If Stern were to make a move to satellite, analysts say, Sirius would be the most likely destination, since Clear Channel owns a stake in XM.
Some analysts hold out hope that satellite companies would be able to charge extra for premium features (like Stern), but the smaller Sirius has yet to go down this road. It has an exclusive deal with the National Football League to broadcast all games, for example, and is not charging extra. XM, on the other hand, is charging an additional $2.99 a month for a Playboy Radio channel.
So if Stern were to join Sirius, he probably would be part of a basic package, said Thomas Watts, an analyst with SG Cowen. And that brings me back to one of my biggest concerns about both companies in the long-term.
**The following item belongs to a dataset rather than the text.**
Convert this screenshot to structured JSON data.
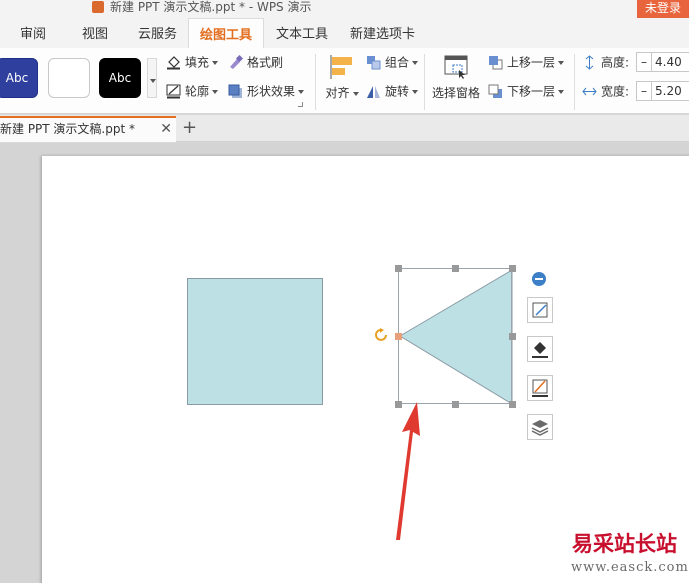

It's hard to imagine how either company will be able to raise monthly rates substantially from current levels. Add to that the fact that the satellite companies would now have to spend more on programming (Stern won't come cheap) and that could keep profits, which are still non-existent due to huge start-up costs, relatively low.
Sure, subscriber growth should continue to increase but sooner or later, investors need to look at more than that. Remember how excited Wall Street was about "unique visitors" and "eyeballs" for Internet content companies in the late 90's?
Daniel Ernst, an analyst with Rodman & Renshaw, sums it up best. "These are phenomenal products," he says. "But at the end of the day, you have to invest in profits, not listeners or subscribers."
Analysts quoted in this story do not own shares of Sirius or XM and their firms have no investment banking relationships with either company.